Seminar: Carceral Time and the Restructuring of Black Life
Seminar with Nicole R. Fleetwood, inaugural James Weldon Johnson Professor of Media, Culture, and Communication at New York University.
Contemporary black diasporic art and the American carceral system are two focal points of Fleetwood’s research. In the seminar, she explores the multiple temporalities that impact the lives of incarcerated people and their loved ones. Carceral time is a broad framework that encompasses sentencing guidelines, the disparate temporalities that separate incarcerated and nonincarcerated people, the afterlife of imprisonment (such as parole and e-incarceration), and the long duration of racialized captivity and erasure in settler nation states. The seminar will focus specifically on how carceral time restructures Black intimacy and quotidian life.

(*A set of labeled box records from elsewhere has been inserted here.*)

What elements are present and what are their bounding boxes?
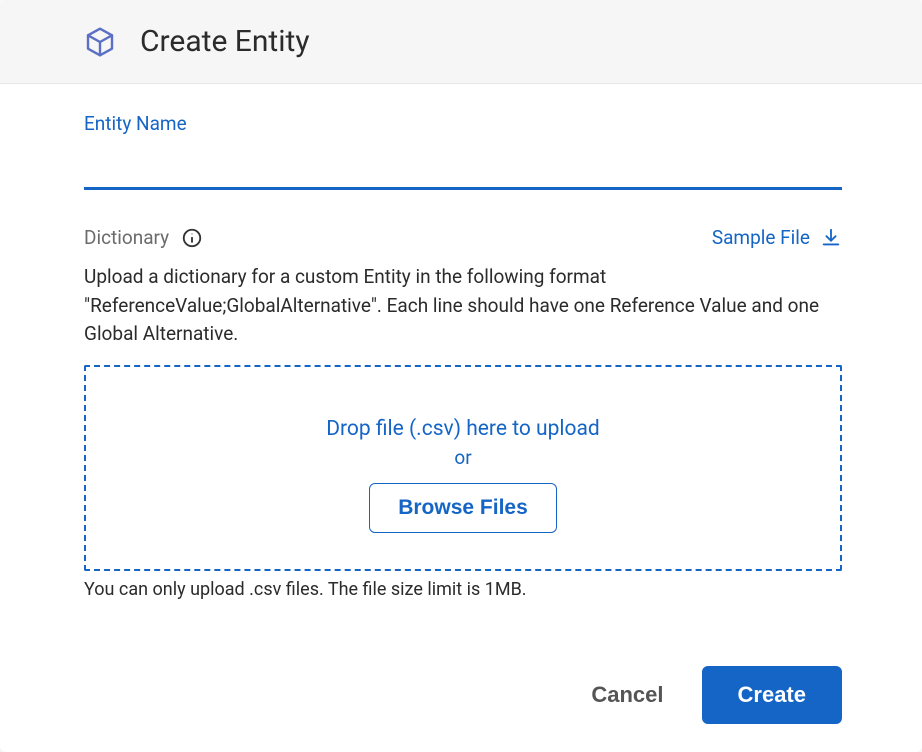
dictionary-label: Dictionary xyxy=(84,226,169,249)
dictionary-label-group: Dictionary xyxy=(84,226,203,249)
dialog-header: Create Entity xyxy=(0,0,922,84)
info-icon[interactable] xyxy=(181,227,203,249)
create-button[interactable]: Create xyxy=(702,666,842,724)
dialog-footer: Cancel Create xyxy=(0,646,922,752)
sample-file-label: Sample File xyxy=(712,226,810,249)
create-entity-dialog: Create Entity Entity Name Dictionary Sam… xyxy=(0,0,922,752)
dictionary-section-header: Dictionary Sample File xyxy=(84,226,842,249)
dialog-title: Create Entity xyxy=(140,24,310,59)
dropzone-text: Drop file (.csv) here to upload xyxy=(326,415,600,444)
dialog-body: Entity Name Dictionary Sample File xyxy=(0,84,922,646)
entity-name-field: Entity Name xyxy=(84,112,842,190)
sample-file-link[interactable]: Sample File xyxy=(712,226,842,249)
download-icon xyxy=(820,227,842,249)
entity-name-input[interactable] xyxy=(84,143,842,190)
dropzone-or: or xyxy=(454,446,471,469)
dictionary-description: Upload a dictionary for a custom Entity … xyxy=(84,263,842,349)
entity-name-label: Entity Name xyxy=(84,112,842,135)
cube-icon xyxy=(84,26,116,58)
browse-files-button[interactable]: Browse Files xyxy=(369,483,557,533)
upload-helper-text: You can only upload .csv files. The file… xyxy=(84,579,842,600)
cancel-button[interactable]: Cancel xyxy=(581,668,673,722)
file-dropzone[interactable]: Drop file (.csv) here to upload or Brows… xyxy=(84,365,842,571)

Nicole R. Fleetwood is the inaugural James Weldon Johnson Professor of Media, Culture, and Communication at NYU, and the author of a number of books: Troubling Vision: Performance, Visuality, and Blackness (2011); On Racial Icons: Blackness and the Public Imagination (2015) and the price winning Marking Time: Art in the Age of Mass Incarceration (2020). In connection with the latter book, she also curated an exhibition on the same topic at MoMA PS1, New York.
This seminar is held in collaboration with Critical Border Studies at Stockholm University.